Vor mehr als 10 Tagen haben wir einige der erwachsenen Migrant*innen getroffen, die im Hotspot „beherbergt“ werden. Sie gingen in Richtung des Zentrums von Pozzallo, mit der Erlaubnis sich morgens und nachmittags von der Einrichtung zu entfernen. Wir sprachen mit ihnen und sie monierten, dass der eine sich seit 9, ein anderer sich seit 14 Tagen in der Einrichtung befindet. Wir erfahren, dass sich im Zentrum auch zahlreiche Minderjährige und Frauen befinden, die sich den Schlafsaal mit Männern und Erwachsenen teilen. Wir erinnern daran, dass die Migrant*innen nach dem Gesetz höchstens 72 Stunden im Hotspot verbringen sollen; vor allem die besonders Schutzbedürftigen und die Minderjährigen sollen so kurzfristig wie möglich in geeignete Einrichtungen verlegt werden.
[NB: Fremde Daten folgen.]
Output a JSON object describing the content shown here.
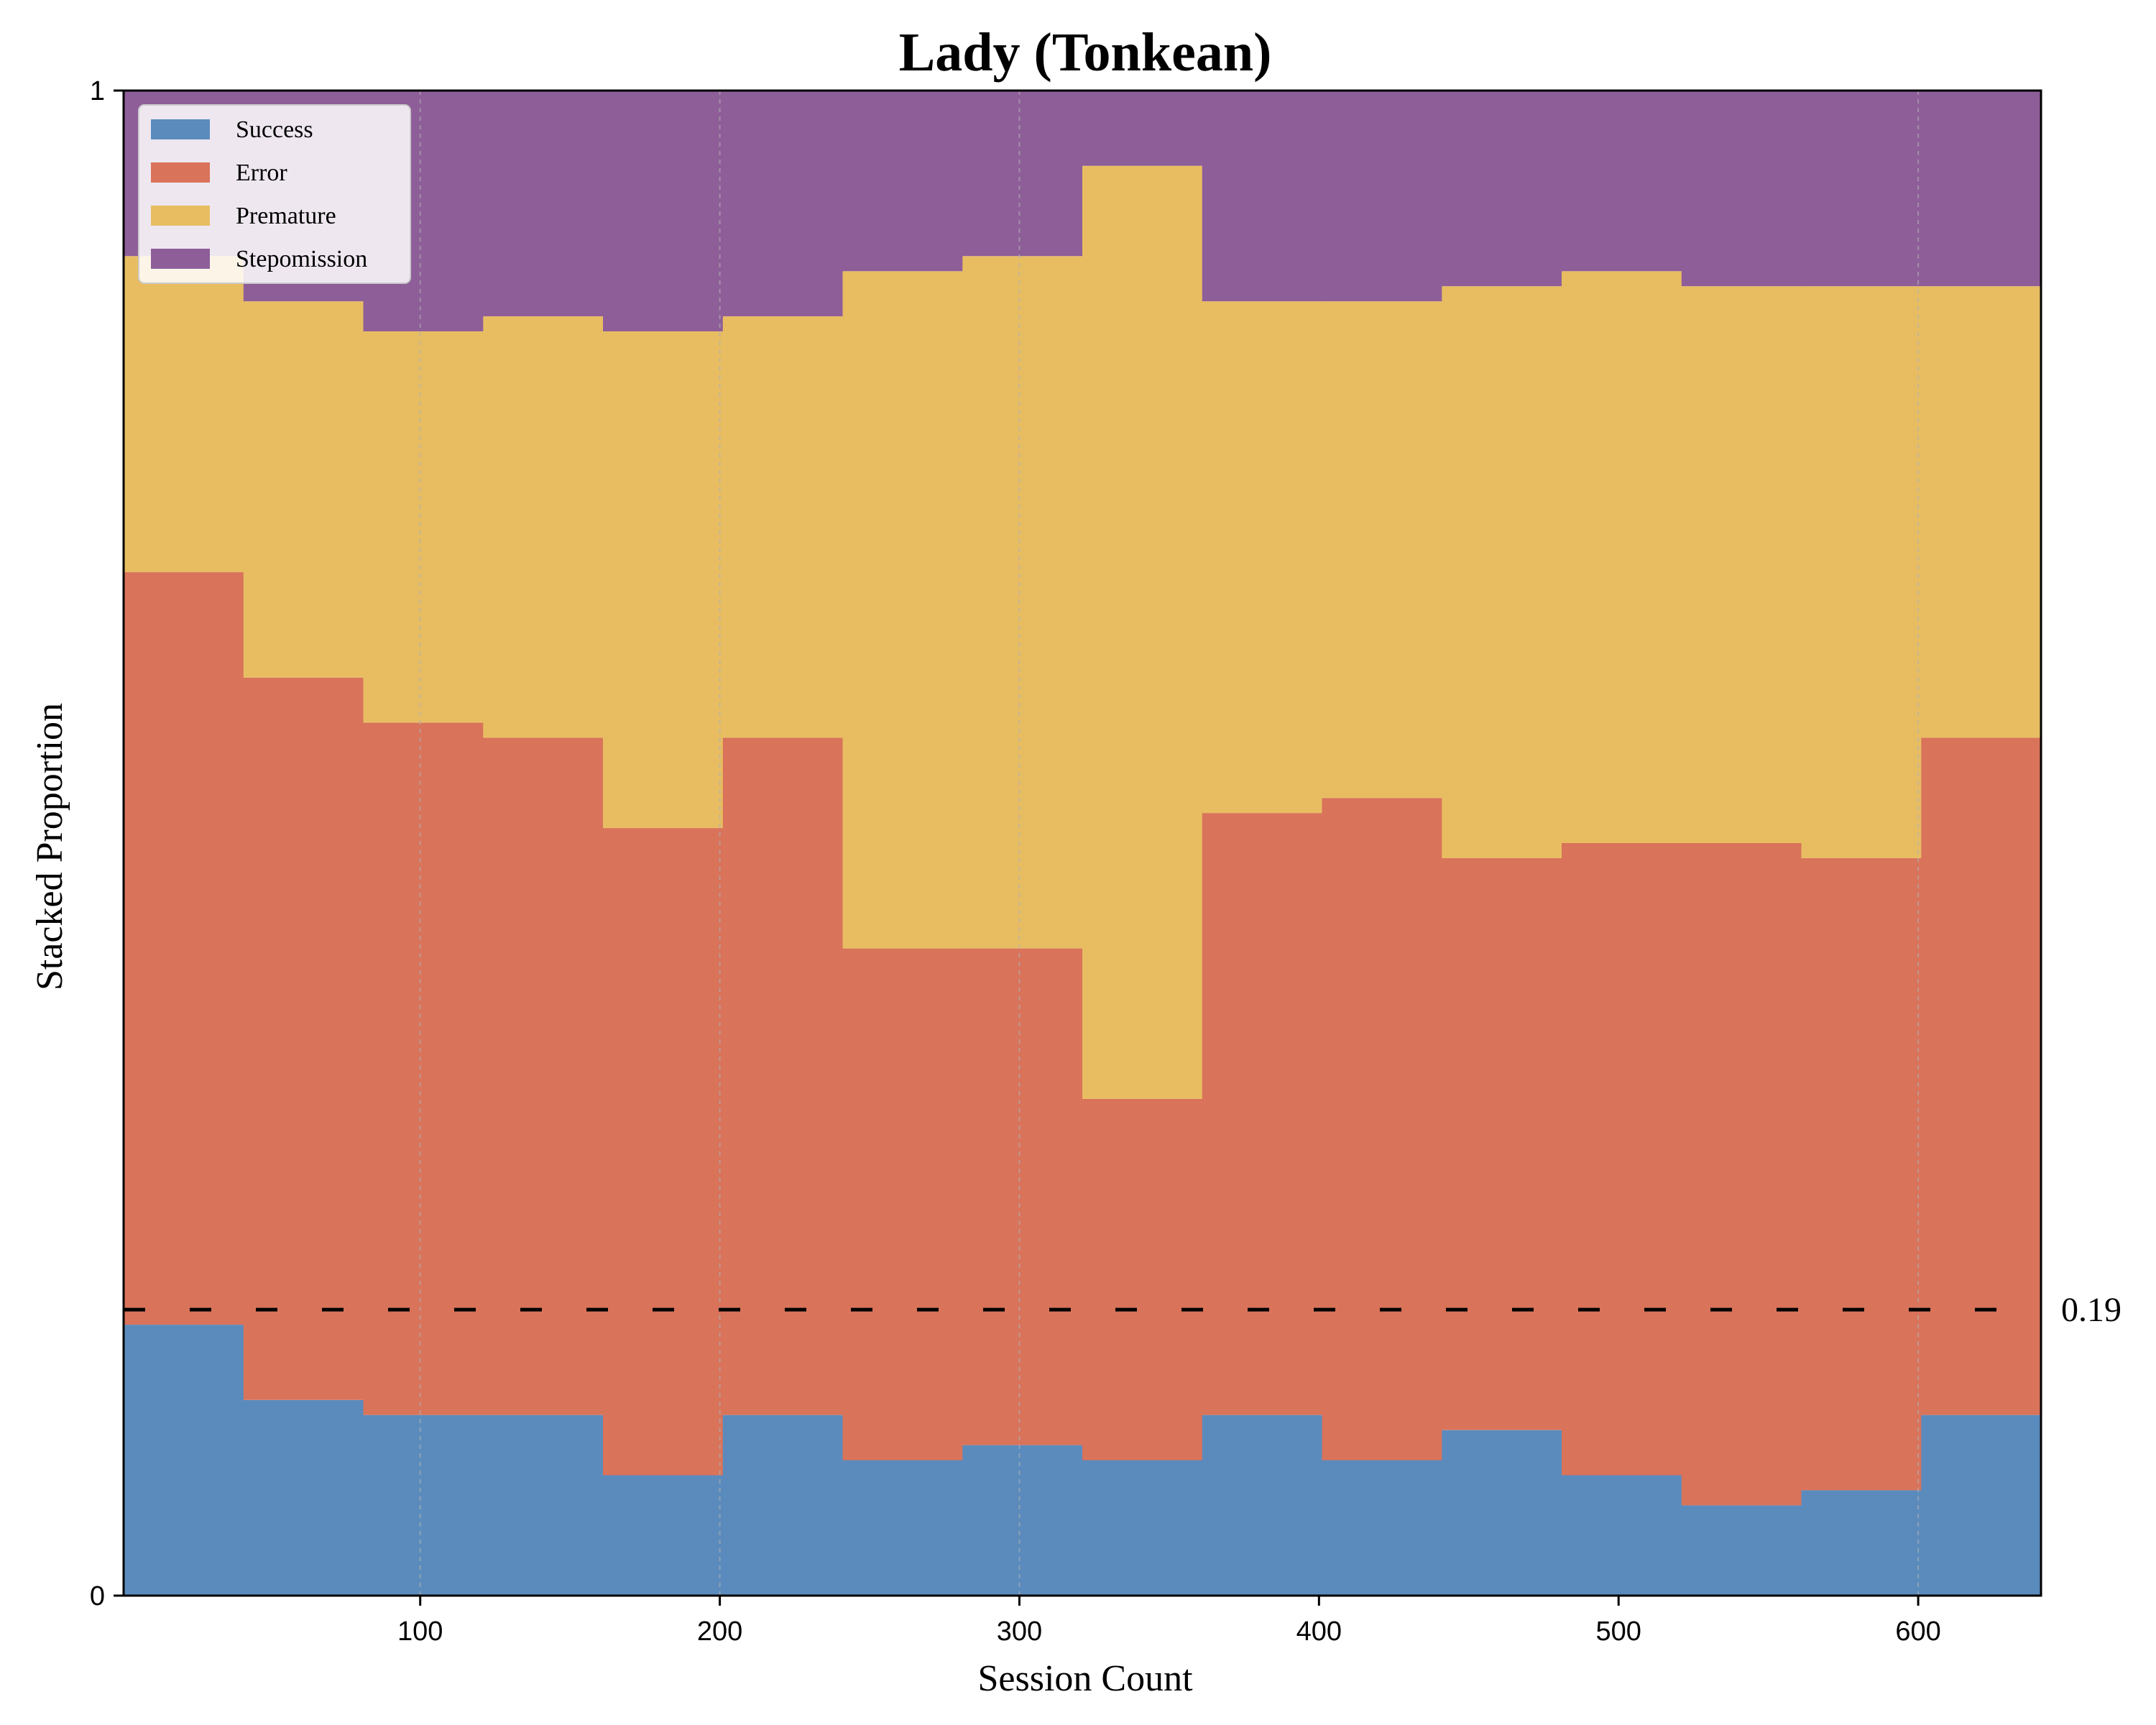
{
  "chart_data": {
    "type": "area",
    "stacked": true,
    "normalized": true,
    "title": "Lady (Tonkean)",
    "xlabel": "Session Count",
    "ylabel": "Stacked Proportion",
    "xlim": [
      1,
      641
    ],
    "ylim": [
      0,
      1
    ],
    "x_ticks": [
      100,
      200,
      300,
      400,
      500,
      600
    ],
    "x_tick_labels": [
      "100",
      "200",
      "300",
      "400",
      "500",
      "600"
    ],
    "y_ticks": [
      0,
      1
    ],
    "y_tick_labels": [
      "0",
      "1"
    ],
    "legend_position": "top-left",
    "grid": false,
    "reference_line": {
      "y": 0.19,
      "label": "0.19",
      "style": "dashed",
      "color": "#000000"
    },
    "vertical_markers": [
      100,
      200,
      300,
      600
    ],
    "series": [
      {
        "name": "Success",
        "color": "#5b8bbd"
      },
      {
        "name": "Error",
        "color": "#d9735a"
      },
      {
        "name": "Premature",
        "color": "#e8bd62"
      },
      {
        "name": "Stepomission",
        "color": "#8e5e99"
      }
    ],
    "segments": [
      {
        "x_start": 1,
        "x_end": 41,
        "success": 0.18,
        "error": 0.5,
        "premature": 0.21,
        "stepomission": 0.11
      },
      {
        "x_start": 41,
        "x_end": 81,
        "success": 0.13,
        "error": 0.48,
        "premature": 0.25,
        "stepomission": 0.14
      },
      {
        "x_start": 81,
        "x_end": 121,
        "success": 0.12,
        "error": 0.46,
        "premature": 0.26,
        "stepomission": 0.16
      },
      {
        "x_start": 121,
        "x_end": 161,
        "success": 0.12,
        "error": 0.45,
        "premature": 0.28,
        "stepomission": 0.15
      },
      {
        "x_start": 161,
        "x_end": 201,
        "success": 0.08,
        "error": 0.43,
        "premature": 0.33,
        "stepomission": 0.16
      },
      {
        "x_start": 201,
        "x_end": 241,
        "success": 0.12,
        "error": 0.45,
        "premature": 0.28,
        "stepomission": 0.15
      },
      {
        "x_start": 241,
        "x_end": 281,
        "success": 0.09,
        "error": 0.34,
        "premature": 0.45,
        "stepomission": 0.12
      },
      {
        "x_start": 281,
        "x_end": 321,
        "success": 0.1,
        "error": 0.33,
        "premature": 0.46,
        "stepomission": 0.11
      },
      {
        "x_start": 321,
        "x_end": 361,
        "success": 0.09,
        "error": 0.24,
        "premature": 0.62,
        "stepomission": 0.05
      },
      {
        "x_start": 361,
        "x_end": 401,
        "success": 0.12,
        "error": 0.4,
        "premature": 0.34,
        "stepomission": 0.14
      },
      {
        "x_start": 401,
        "x_end": 441,
        "success": 0.09,
        "error": 0.44,
        "premature": 0.33,
        "stepomission": 0.14
      },
      {
        "x_start": 441,
        "x_end": 481,
        "success": 0.11,
        "error": 0.38,
        "premature": 0.38,
        "stepomission": 0.13
      },
      {
        "x_start": 481,
        "x_end": 521,
        "success": 0.08,
        "error": 0.42,
        "premature": 0.38,
        "stepomission": 0.12
      },
      {
        "x_start": 521,
        "x_end": 561,
        "success": 0.06,
        "error": 0.44,
        "premature": 0.37,
        "stepomission": 0.13
      },
      {
        "x_start": 561,
        "x_end": 601,
        "success": 0.07,
        "error": 0.42,
        "premature": 0.38,
        "stepomission": 0.13
      },
      {
        "x_start": 601,
        "x_end": 641,
        "success": 0.12,
        "error": 0.45,
        "premature": 0.3,
        "stepomission": 0.13
      }
    ]
  }
}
Besorgt über die erhaltene Nachricht verlangen wir Informationen zur Anwesenheit von unbegleiteten Minderjährigen von den verschiedenen Organisationen, die mit verschiedenen Funktionen und Mandaten im Hotspot beschäftigt sind. UNHCR, Terres des Hommes und Save the Children bestätigen die Anwesenheit einer hohen Zahl von unbegleiteten Minderjährigen, die bei etwa hundert liegt. Sie erklären, dass sie schon seit langem entsprechende Empfehlungen zwecks ihrer unverzüglichen Verlegung eingereicht hätten. Diese hätte schon seit Tagen stattfinden sollen. Inzwischen haben wir Gelegenheit, mit den Mitarbeitern verschiedener Erstaufnahmezentren der Provinz zu sprechen, die uns eine erhöhte Anwesenheit von Jugendlichen im Hotspot bestätigen und ein allgemeines Klima der Unduldsamkeit. Dies sei dem verlängerten Aufenthalt der unbegleiteten Minderjährigen geschuldet und vor allem der Unmöglichkeit hinauszugehen, nicht aus den Toren der Einrichtung und nicht einmal in den eingezäunten Hof, der sie umgibt. Die Sache alarmiert uns, aber überrascht uns leider nicht, weil es eine Praxis ist, die wir des Öfteren im ehemaligen CPSA* von Pozzallo feststellen konnten. Eine sehr schwerwiegende und unbegründete Einschränkung der persönlichen Freiheit zu Lasten der unbegleiteten Minderjährigen, die per Gesetz Anrecht auf höheren Schutz haben. Diese Einschränkung bemerken wir seit Jahren und sie setzt sich in nicht akzeptabler Weise fort.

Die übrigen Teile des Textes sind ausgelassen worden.